The AAT held the amount received by the taxpayer on the termination of her employment was not a genuine redundancy payment and therefore constituted assessable income. In order for the termination to constitute a “dismissal from employment”, the AAT said there must be a decision to terminate employment at the employer’s initiative, without the consent of the employee. It added that this is to be contrasted with employment that is terminated at the initiative of the employee, for example, in the case of resignation. It also affirmed the lump sum payment received by the taxpayer was an ETP and that no part of the lump sum payment was excluded from being an ETP under s 82-135 of the ITAA 1997.

(Re CZRS and FCT [2015] AATA 40, AAT, File No: 2014/1611, Dunne SM, 29 January 2015.)

[LTN 20, 2/2/15]

Extracts from the Income Tax Assessment Act 1997

82-130 What is an employment termination payment?

(1)  A payment is an employment termination payment if:

(a)      it is received by you:

(i)      in consequence of the termination of your employment; or

(ii)     after another person’s death, in consequence of the termination of the other person’s employment; and

(b)      it is received no later than 12 months after that termination (but see subsection (4)); and

(c)      it is not a payment mentioned in section 82-135.

83-175 What is a genuine redundancy payment?

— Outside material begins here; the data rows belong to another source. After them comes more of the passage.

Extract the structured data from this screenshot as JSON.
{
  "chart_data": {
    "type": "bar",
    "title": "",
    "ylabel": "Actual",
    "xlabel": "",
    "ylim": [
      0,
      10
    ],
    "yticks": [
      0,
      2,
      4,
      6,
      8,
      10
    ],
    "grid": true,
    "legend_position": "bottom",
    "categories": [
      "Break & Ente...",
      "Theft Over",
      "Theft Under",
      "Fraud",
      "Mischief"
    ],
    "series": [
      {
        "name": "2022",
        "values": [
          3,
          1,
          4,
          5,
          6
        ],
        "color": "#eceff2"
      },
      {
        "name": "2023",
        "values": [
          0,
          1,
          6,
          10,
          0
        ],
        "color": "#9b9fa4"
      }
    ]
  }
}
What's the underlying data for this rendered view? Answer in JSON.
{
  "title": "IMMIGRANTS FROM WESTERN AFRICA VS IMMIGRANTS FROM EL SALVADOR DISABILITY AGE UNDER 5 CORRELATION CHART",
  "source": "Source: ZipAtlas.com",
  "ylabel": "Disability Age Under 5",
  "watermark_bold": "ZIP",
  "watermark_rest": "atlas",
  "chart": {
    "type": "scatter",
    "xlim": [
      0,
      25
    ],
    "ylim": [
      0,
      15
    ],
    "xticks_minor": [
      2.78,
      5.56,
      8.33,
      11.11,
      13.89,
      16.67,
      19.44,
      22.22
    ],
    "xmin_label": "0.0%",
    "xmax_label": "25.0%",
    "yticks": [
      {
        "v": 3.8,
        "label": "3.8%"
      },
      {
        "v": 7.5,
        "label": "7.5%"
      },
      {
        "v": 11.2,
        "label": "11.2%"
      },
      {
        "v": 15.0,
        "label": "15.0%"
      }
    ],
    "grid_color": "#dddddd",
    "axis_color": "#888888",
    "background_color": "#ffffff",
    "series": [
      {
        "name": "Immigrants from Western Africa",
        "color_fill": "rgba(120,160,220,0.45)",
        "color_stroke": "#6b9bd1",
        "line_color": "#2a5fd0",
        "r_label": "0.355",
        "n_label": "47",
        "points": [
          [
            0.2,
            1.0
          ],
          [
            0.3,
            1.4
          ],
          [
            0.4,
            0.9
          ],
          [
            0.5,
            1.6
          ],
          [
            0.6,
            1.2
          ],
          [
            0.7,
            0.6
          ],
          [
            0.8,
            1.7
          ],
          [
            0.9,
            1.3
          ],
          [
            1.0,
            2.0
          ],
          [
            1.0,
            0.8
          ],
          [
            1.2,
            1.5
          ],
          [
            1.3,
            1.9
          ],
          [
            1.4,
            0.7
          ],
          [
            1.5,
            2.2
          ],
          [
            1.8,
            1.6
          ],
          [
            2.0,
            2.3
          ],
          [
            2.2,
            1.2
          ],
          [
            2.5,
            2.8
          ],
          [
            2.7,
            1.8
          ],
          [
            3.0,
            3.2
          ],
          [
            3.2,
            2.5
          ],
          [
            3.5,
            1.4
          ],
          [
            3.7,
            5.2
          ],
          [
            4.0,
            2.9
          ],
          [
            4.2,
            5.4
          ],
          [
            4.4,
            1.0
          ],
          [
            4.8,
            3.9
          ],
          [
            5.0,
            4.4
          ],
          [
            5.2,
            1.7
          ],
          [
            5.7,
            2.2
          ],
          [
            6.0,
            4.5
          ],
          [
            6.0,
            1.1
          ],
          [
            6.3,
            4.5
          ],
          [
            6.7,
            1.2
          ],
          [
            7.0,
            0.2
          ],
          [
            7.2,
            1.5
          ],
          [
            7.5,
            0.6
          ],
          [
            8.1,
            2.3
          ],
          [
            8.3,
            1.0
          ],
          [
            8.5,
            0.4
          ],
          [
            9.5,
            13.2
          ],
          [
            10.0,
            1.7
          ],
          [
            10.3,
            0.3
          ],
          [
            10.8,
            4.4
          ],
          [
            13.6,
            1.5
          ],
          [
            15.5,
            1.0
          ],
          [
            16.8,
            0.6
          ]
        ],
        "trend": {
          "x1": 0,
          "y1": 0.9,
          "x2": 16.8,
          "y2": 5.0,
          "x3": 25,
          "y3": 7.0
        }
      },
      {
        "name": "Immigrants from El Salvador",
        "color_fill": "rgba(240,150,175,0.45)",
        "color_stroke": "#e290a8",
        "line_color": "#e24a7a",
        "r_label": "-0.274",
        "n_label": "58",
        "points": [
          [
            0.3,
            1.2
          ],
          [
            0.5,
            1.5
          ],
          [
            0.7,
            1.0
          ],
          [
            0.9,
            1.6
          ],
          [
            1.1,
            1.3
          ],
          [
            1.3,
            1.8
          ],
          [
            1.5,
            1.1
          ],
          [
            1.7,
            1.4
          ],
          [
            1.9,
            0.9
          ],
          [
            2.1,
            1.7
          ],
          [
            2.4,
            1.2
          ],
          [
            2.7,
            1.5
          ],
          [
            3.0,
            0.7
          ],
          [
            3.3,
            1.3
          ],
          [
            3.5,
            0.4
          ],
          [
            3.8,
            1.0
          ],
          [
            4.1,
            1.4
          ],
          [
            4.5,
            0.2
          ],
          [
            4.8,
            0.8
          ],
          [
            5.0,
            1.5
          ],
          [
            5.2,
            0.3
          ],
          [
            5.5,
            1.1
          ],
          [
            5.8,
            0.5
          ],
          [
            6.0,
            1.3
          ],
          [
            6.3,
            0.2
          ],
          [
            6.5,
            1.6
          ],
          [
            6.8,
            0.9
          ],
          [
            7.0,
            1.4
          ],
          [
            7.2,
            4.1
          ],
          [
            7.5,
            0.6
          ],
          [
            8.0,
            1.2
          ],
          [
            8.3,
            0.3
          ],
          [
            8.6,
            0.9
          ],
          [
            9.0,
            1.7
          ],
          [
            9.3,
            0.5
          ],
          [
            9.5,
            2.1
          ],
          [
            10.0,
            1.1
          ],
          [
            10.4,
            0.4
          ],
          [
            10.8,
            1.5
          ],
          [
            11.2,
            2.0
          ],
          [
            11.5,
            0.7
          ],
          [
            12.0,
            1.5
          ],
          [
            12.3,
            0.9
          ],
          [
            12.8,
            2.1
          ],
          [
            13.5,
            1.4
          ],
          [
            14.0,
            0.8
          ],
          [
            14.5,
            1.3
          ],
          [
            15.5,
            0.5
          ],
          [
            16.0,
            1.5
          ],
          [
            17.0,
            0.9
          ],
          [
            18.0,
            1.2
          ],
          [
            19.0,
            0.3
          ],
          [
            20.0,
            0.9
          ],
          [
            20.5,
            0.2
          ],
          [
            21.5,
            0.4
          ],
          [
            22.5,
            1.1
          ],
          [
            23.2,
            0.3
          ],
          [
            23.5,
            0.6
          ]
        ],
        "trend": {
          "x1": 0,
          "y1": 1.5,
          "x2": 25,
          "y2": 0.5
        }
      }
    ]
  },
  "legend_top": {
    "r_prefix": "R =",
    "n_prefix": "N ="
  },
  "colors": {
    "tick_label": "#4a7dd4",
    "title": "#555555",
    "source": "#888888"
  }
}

(1)  A genuine redundancy payment is so much of a payment received by an employee who is dismissed from employment because the employee’s position is genuinely redundant as exceeds the amount that could reasonably be expected to be received by the employee in consequence of the voluntary termination of his or her employment at the time of the dismissal.

(2)  A genuine redundancy payment must satisfy the following conditions:

(a)      the employee is dismissed before the earlier of the following:

(i)      the day he or she turned 65;

(ii)     if the employee’s employment would have terminated when he or she reached a particular age or completed a particular period of service–the day he or she would reach the age or complete the period of service (as the case may be);

(b)      if the dismissal was not at * arm’s length–the payment does not exceed the amount that could reasonably be expected to be made if the dismissal were at arm’s length;

(c)      at the time of the dismissal, there was no *arrangement between the employee and the employer, or between the employer and another person, to employ the employee after the dismissal.

FJM Note

ETP’s are broadly assessable in full (to the extent that the numerous components are not fully assessable).

One of those components is “bona fide redundancy payments” which have a component that is ‘non-assessable non-exempt’ to the following extent (see s83-170(2)&(3) ITAA 1997):

= Base Amount [$9,514] + (service amount [$4,758] x years of service).